The osteosarcoma TME includes a variety of immune and non-immune cells, with stromal cells playing a key role in expressing EMT genes, which are linked to immune responses (27, 28). Alaa et al. found that stromal cells secrete cytokines promoting EMT, increasing tumor invasiveness and metastatic potential (29). Osteosarcoma stem cells, due to their chemoresistance, plasticity, and immune modulation abilities, contribute to metastasis and immune evasion (30). Several immune-related genes and cytokines are crucial in the TME (31–34). Liang et al. developed a three-gene risk model (TYROBP, TLR4, and ITGAM), regulating macrophage activation and predicting patient outcomes (35). Lipid metabolism genes were linked with the TME, suggesting their potential as prognostic biomarkers (36–38). Cytokines like IL-6 are pivotal in immune evasion and chemoresistance. Huang et al. identified IL-6’s role in promoting cell proliferation and anti-apoptotic mechanisms via the STAT3 signaling pathway (39). Additionally, mutations in P53 and RB1 within the TME can influence the behavior of immune cells (40). P53 mutations can lead to an immunosuppressive microenvironment by upregulating PD-L1 expression, thereby facilitating immune escape (41). RB1 mutations may enhance the recruitment of myeloid-derived suppressor cells (MDSCs), further contributing to immune evasion and promoting a tumor-friendly environment (42–44). These findings highlight the importance of immune regulatory factors in the osteosarcoma TME and their potential as therapeutic targets.

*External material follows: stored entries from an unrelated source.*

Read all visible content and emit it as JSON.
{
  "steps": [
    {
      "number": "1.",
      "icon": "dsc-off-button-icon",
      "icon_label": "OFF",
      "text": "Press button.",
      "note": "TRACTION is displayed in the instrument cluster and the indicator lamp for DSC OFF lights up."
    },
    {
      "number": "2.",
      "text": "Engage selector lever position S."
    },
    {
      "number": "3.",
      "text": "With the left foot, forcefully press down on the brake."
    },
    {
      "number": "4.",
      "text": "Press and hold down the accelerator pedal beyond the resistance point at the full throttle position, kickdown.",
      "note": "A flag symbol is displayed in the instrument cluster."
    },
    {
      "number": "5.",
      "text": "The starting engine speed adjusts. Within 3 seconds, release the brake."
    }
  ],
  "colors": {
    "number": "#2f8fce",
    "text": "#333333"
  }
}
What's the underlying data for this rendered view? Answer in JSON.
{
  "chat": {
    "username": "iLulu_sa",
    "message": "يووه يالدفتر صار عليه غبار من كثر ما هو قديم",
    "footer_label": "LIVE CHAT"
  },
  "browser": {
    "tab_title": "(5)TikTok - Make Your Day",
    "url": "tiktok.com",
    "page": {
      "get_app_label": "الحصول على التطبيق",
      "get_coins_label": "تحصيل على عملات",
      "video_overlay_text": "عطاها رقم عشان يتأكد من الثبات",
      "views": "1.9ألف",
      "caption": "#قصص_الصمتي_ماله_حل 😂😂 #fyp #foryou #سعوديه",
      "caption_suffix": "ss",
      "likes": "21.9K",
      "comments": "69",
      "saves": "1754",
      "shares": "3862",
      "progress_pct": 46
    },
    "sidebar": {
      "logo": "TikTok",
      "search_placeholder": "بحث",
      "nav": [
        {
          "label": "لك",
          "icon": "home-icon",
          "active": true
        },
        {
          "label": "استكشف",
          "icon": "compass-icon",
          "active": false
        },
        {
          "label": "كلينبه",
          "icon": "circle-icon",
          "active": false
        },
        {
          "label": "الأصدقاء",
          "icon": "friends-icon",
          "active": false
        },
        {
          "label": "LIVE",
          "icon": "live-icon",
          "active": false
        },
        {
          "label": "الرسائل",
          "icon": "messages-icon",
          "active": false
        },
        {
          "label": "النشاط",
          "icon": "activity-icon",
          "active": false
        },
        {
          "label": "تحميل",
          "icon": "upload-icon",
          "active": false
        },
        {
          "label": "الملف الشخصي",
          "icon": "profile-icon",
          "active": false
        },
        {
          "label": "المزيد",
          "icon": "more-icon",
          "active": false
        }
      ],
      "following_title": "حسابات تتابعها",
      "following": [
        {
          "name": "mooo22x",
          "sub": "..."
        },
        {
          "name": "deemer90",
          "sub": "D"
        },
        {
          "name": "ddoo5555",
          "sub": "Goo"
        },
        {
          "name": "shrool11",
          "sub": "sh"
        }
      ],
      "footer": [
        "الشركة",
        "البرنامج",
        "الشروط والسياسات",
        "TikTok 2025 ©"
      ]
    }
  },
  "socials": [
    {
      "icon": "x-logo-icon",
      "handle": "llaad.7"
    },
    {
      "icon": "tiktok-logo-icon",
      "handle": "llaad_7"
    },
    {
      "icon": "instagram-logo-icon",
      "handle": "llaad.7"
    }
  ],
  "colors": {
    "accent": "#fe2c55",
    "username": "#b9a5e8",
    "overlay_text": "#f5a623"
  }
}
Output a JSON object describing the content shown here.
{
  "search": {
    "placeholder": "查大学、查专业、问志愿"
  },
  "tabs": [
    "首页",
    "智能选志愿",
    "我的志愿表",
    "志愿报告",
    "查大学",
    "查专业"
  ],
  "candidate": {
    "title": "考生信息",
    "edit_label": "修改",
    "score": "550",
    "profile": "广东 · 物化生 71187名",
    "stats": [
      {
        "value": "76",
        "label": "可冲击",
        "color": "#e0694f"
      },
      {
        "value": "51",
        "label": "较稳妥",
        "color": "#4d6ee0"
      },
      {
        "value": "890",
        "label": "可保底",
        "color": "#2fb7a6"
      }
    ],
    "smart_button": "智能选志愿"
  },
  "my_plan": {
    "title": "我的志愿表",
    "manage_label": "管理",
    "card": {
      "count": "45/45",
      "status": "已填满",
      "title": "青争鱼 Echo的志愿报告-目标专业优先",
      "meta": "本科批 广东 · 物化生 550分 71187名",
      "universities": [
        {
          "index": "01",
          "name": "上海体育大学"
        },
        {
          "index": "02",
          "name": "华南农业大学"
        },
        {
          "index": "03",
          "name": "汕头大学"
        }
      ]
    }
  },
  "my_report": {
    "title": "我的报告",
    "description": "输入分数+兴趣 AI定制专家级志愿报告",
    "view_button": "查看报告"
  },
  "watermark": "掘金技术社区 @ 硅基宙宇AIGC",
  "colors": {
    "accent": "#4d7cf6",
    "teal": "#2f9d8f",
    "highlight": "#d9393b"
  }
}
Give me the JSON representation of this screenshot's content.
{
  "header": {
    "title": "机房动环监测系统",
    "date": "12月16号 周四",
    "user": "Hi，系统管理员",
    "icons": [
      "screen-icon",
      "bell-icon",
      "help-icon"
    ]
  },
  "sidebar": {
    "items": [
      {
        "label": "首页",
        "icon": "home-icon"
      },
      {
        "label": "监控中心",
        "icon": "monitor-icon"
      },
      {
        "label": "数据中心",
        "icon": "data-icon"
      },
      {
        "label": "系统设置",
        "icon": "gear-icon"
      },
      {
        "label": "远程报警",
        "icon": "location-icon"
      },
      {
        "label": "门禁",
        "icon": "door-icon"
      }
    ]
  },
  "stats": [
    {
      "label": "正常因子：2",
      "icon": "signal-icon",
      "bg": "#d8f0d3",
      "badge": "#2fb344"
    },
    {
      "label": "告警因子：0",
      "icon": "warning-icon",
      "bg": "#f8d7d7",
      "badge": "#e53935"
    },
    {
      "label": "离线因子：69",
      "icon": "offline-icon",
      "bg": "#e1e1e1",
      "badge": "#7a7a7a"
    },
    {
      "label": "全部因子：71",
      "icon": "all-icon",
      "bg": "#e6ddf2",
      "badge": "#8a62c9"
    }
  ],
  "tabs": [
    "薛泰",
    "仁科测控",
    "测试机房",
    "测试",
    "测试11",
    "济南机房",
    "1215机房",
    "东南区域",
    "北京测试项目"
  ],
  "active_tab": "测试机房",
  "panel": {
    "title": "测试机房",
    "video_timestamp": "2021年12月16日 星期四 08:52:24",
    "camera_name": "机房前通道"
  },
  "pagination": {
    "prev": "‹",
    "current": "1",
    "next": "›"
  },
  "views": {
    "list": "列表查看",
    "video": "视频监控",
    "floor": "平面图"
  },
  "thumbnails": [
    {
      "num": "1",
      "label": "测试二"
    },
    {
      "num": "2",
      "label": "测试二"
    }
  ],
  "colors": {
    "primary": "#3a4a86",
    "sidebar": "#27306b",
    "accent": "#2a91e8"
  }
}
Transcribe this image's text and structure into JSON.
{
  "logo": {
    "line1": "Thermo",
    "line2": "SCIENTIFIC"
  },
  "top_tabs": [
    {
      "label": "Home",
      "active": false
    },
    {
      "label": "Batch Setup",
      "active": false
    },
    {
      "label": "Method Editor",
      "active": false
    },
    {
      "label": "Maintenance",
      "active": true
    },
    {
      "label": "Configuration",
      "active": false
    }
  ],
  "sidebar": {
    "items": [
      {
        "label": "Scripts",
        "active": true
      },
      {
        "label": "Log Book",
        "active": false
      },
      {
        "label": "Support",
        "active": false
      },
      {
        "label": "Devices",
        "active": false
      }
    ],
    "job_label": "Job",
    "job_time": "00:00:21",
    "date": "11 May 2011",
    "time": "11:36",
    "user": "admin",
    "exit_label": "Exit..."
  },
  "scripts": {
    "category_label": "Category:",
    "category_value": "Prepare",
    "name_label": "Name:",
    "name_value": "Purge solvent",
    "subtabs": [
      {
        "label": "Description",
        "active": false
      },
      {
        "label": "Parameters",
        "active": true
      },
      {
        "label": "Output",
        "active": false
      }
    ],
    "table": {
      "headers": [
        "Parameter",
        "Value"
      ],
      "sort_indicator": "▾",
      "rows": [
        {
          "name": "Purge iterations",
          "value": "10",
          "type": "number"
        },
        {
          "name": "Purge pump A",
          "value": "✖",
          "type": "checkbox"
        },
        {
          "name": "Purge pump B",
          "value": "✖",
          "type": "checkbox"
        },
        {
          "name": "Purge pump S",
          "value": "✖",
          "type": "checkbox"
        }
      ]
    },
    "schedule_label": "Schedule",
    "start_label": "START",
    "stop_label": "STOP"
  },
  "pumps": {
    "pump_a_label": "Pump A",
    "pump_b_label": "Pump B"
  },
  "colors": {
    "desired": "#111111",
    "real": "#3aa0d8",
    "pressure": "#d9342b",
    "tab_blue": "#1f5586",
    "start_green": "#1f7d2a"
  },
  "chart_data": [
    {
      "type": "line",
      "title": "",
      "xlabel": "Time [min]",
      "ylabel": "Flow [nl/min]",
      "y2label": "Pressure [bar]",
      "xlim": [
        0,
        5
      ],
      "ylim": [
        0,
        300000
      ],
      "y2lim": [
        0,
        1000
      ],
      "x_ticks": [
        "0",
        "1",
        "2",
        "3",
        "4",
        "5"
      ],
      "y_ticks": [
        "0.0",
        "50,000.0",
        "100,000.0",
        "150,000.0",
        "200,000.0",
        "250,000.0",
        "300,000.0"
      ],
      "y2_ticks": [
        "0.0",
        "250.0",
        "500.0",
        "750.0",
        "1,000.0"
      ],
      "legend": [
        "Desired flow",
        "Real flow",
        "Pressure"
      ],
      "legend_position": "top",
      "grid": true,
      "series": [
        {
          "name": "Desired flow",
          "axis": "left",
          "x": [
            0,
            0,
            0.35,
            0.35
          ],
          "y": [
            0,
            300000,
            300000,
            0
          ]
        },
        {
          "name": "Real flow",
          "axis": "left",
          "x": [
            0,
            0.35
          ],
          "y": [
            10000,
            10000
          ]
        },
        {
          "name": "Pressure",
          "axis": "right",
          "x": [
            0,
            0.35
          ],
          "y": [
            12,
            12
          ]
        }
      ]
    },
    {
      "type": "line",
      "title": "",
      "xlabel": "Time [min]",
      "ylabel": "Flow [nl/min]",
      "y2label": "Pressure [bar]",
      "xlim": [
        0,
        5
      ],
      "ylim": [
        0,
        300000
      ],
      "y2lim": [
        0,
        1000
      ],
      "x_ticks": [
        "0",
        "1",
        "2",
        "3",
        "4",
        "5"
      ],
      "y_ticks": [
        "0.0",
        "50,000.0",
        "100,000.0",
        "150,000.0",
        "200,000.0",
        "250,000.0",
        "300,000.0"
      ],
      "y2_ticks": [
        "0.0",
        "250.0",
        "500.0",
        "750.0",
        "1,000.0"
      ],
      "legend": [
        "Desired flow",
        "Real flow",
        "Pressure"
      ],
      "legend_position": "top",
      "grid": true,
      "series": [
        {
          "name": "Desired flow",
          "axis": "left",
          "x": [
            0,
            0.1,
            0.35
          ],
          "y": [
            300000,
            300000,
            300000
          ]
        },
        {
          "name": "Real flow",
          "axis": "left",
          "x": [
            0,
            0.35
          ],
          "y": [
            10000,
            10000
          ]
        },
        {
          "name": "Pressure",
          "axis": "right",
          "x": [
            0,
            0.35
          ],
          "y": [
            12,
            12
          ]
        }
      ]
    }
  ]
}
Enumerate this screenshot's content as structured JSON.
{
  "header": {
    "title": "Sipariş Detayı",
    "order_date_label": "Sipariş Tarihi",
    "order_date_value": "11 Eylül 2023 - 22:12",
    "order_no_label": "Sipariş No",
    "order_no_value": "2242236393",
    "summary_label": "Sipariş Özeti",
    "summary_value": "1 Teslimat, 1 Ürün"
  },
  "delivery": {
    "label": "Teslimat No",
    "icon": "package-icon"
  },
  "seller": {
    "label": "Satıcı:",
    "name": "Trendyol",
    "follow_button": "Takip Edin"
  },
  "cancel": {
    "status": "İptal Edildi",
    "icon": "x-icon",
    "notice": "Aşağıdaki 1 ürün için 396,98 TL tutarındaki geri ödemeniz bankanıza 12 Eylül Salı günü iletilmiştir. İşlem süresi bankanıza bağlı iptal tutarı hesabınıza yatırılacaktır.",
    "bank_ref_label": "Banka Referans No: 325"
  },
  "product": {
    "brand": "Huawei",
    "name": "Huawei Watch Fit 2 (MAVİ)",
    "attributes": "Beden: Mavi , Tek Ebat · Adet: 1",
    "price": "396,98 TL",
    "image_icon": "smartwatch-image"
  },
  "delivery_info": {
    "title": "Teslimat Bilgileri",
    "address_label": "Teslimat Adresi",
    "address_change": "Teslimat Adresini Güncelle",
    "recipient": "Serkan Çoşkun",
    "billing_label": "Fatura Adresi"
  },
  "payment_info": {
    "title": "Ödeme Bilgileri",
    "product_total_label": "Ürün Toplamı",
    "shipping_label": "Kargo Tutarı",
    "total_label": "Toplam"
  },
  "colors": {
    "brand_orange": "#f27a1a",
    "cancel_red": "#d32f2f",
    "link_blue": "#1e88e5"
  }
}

Single-cell RNA sequencing (scRNA-seq) and multi-omics has revealed the complexity of the TME (45–50). Huang et al. identified the diverse spatial distribution and functional states of immune cells in the osteosarcoma TME (51). Chen et al. found that lipid metabolism gene expression is closely linked to the TME, serving as reliable prognostic biomarkers (52). These studies highlight the importance of immune cell distribution and gene expression in developing targeted therapies and improving patient outcomes. Interactions between osteosarcoma cells and immune cells are pivotal in tumor immune evasion and progression. While normal lymphocytes can exert cytotoxic effects on osteosarcoma cells in vitro, osteosarcoma cells can disrupt dendritic cell (DC) function, impairing immune responses (53, 54). Grzegorz et al. showed that osteosarcoma cells secrete IL-10, inhibiting DC maturation and antigen presentation (55). Additionally, osteosarcoma cells interact with host cells and immune responses at multiple levels (56). These interactions provide insights into osteosarcoma pathogenesis and suggest potential targets for immune-based therapies. Audrey et al. found that osteosarcoma cells secrete TGF-β, which suppresses T cell activity and aids immune evasion (57).

Osteosarcoma is often a “cold tumor” with limited immune cell infiltration, leading to immune suppression through upregulated factors like PD-L1 (58). Despite this, some studies suggest that immune activation is possible using immune checkpoint inhibitors. Park et al. demonstrated that PD-1 inhibitors enhanced T cell cytotoxicity against osteosarcoma cells (17). Additionally, osteosarcoma cells suppress immune responses by modulating CXCL12 (59). Neoadjuvant chemotherapy can transform osteosarcoma into an immunologically “hot” tumor, activating the local immune environment. Myrofora et al. found that chemotherapy increased T cell infiltration in osteosarcoma, suggesting it promotes immune activation, creating potential for immunotherapeutic strategies (60).

Osteosarcoma cells evade immune responses through extracellular matrix alterations, immune suppressive pathways, and high PD-L1 expression, which inhibit T cell activity (17). Osteosarcoma cells upregulate PD-L1 as a strategic mechanism to evade immune surveillance, thereby facilitating tumor progression and resistance to therapeutic interventions (61). Additionally, TGF-β promotes regulatory T cell (Treg) expansion, further suppressing immunity (62). Targeting immune evasion mechanisms offers promising strategies. Dong et al. showed that inhibiting TGF-β reduced osteosarcoma cell invasiveness (63). Combining PD-L1 and TGF-β inhibitors enhanced immune cell cytotoxicity against osteosarcoma, underscoring the potential of combination therapies to overcome immune escape (64).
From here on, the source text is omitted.